« Ce n’est que le début d’un grand changement ». Ainsi parlait une mère dans le très bon documentaire de Amal Mogaizel sur le Mariage Gay, Et les enfants alors? diffusé sur France 5 la semaine dernière. Avec la loi qui a été adoptée hier par le Sénat, les environs du jardin du Luxembourg vont retrouver leur calme. Quoique. Ce lendemain de vote, c’était encore des dizaines de cars de CRS qui bloquaient la rue de Tournon pour « sécuriser » l’entrée du palais face à une vingtaine de manifestants de Civitas.
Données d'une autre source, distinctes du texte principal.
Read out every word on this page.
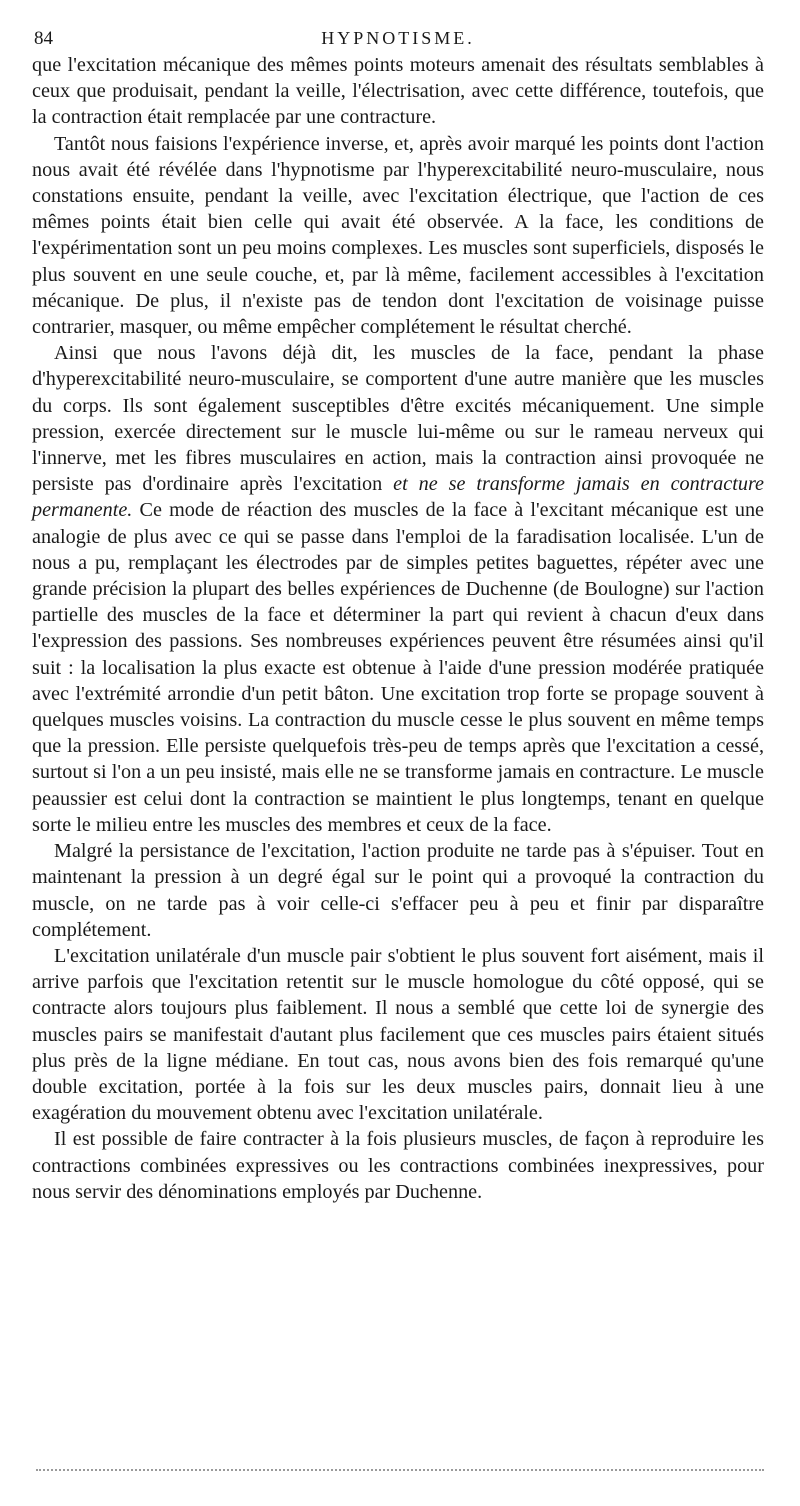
84	HYPNOTISME.

que l'excitation mécanique des mêmes points moteurs amenait des résultats semblables à ceux que produisait, pendant la veille, l'électrisation, avec cette différence, toutefois, que la contraction était remplacée par une contracture.

Tantôt nous faisions l'expérience inverse, et, après avoir marqué les points dont l'action nous avait été révélée dans l'hypnotisme par l'hyperexcitabilité neuro-musculaire, nous constations ensuite, pendant la veille, avec l'excitation électrique, que l'action de ces mêmes points était bien celle qui avait été observée. A la face, les conditions de l'expérimentation sont un peu moins complexes. Les muscles sont superficiels, disposés le plus souvent en une seule couche, et, par là même, facilement accessibles à l'excitation mécanique. De plus, il n'existe pas de tendon dont l'excitation de voisinage puisse contrarier, masquer, ou même empêcher complétement le résultat cherché.

Ainsi que nous l'avons déjà dit, les muscles de la face, pendant la phase d'hyperexcitabilité neuro-musculaire, se comportent d'une autre manière que les muscles du corps. Ils sont également susceptibles d'être excités mécaniquement. Une simple pression, exercée directement sur le muscle lui-même ou sur le rameau nerveux qui l'innerve, met les fibres musculaires en action, mais la contraction ainsi provoquée ne persiste pas d'ordinaire après l'excitation et ne se transforme jamais en contracture permanente. Ce mode de réaction des muscles de la face à l'excitant mécanique est une analogie de plus avec ce qui se passe dans l'emploi de la faradisation localisée. L'un de nous a pu, remplaçant les électrodes par de simples petites baguettes, répéter avec une grande précision la plupart des belles expériences de Duchenne (de Boulogne) sur l'action partielle des muscles de la face et déterminer la part qui revient à chacun d'eux dans l'expression des passions. Ses nombreuses expériences peuvent être résumées ainsi qu'il suit : la localisation la plus exacte est obtenue à l'aide d'une pression modérée pratiquée avec l'extrémité arrondie d'un petit bâton. Une excitation trop forte se propage souvent à quelques muscles voisins. La contraction du muscle cesse le plus souvent en même temps que la pression. Elle persiste quelquefois très-peu de temps après que l'excitation a cessé, surtout si l'on a un peu insisté, mais elle ne se transforme jamais en contracture. Le muscle peaussier est celui dont la contraction se maintient le plus longtemps, tenant en quelque sorte le milieu entre les muscles des membres et ceux de la face.

Malgré la persistance de l'excitation, l'action produite ne tarde pas à s'épuiser. Tout en maintenant la pression à un degré égal sur le point qui a provoqué la contraction du muscle, on ne tarde pas à voir celle-ci s'effacer peu à peu et finir par disparaître complétement.

L'excitation unilatérale d'un muscle pair s'obtient le plus souvent fort aisément, mais il arrive parfois que l'excitation retentit sur le muscle homologue du côté opposé, qui se contracte alors toujours plus faiblement. Il nous a semblé que cette loi de synergie des muscles pairs se manifestait d'autant plus facilement que ces muscles pairs étaient situés plus près de la ligne médiane. En tout cas, nous avons bien des fois remarqué qu'une double excitation, portée à la fois sur les deux muscles pairs, donnait lieu à une exagération du mouvement obtenu avec l'excitation unilatérale.

Il est possible de faire contracter à la fois plusieurs muscles, de façon à reproduire les contractions combinées expressives ou les contractions combinées inexpressives, pour nous servir des dénominations employés par Duchenne.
Après avoir récité toute la semaine des « Je vous salue Marie pleine de grâce » agenouillés au milieu de la rue devant un poster de la Vierge avec leurs drapeaux des chevaliers du Christ-Roi , ces catholiques purs et durs étaient ce mercredi soir sous la pluie battante avec un haut-parleur pour se livrer à une sorte de chasse aux sorcières bien peu « charitable » en scandant « doit être battu aux prochaines élections » suivi du nom de tous les sénateurs ayant voté pour le mariage pour tous. Un peu avant, une femme arrivée la première avec deux drapeaux bleu blanc rouge se fit méchamment insulter par une jeune femme poussant une poussette sur le trottoir dans un quartier où l’on est plus riche bohème que catholique croyant. Quant à Frigide Barjot, toute de rose vêtue avec une couverture étalée sur le dos qui pouvait laisser à penser qu’elle comptait dormir sur place.., c’est son arrivée lundi soir en scooter pour rencontrer selon ses dires le Président Raffarin qui lui valu de s’entendre dire par un policier en civil fonçant droit sur elle, « Votre présence affole tout le monde »...De quoi transformer la chambre haute de la République, plutôt habituée à « ronronner » tranquille, en citadelle imprenable, défendue par des camions équipés de barrières de protection.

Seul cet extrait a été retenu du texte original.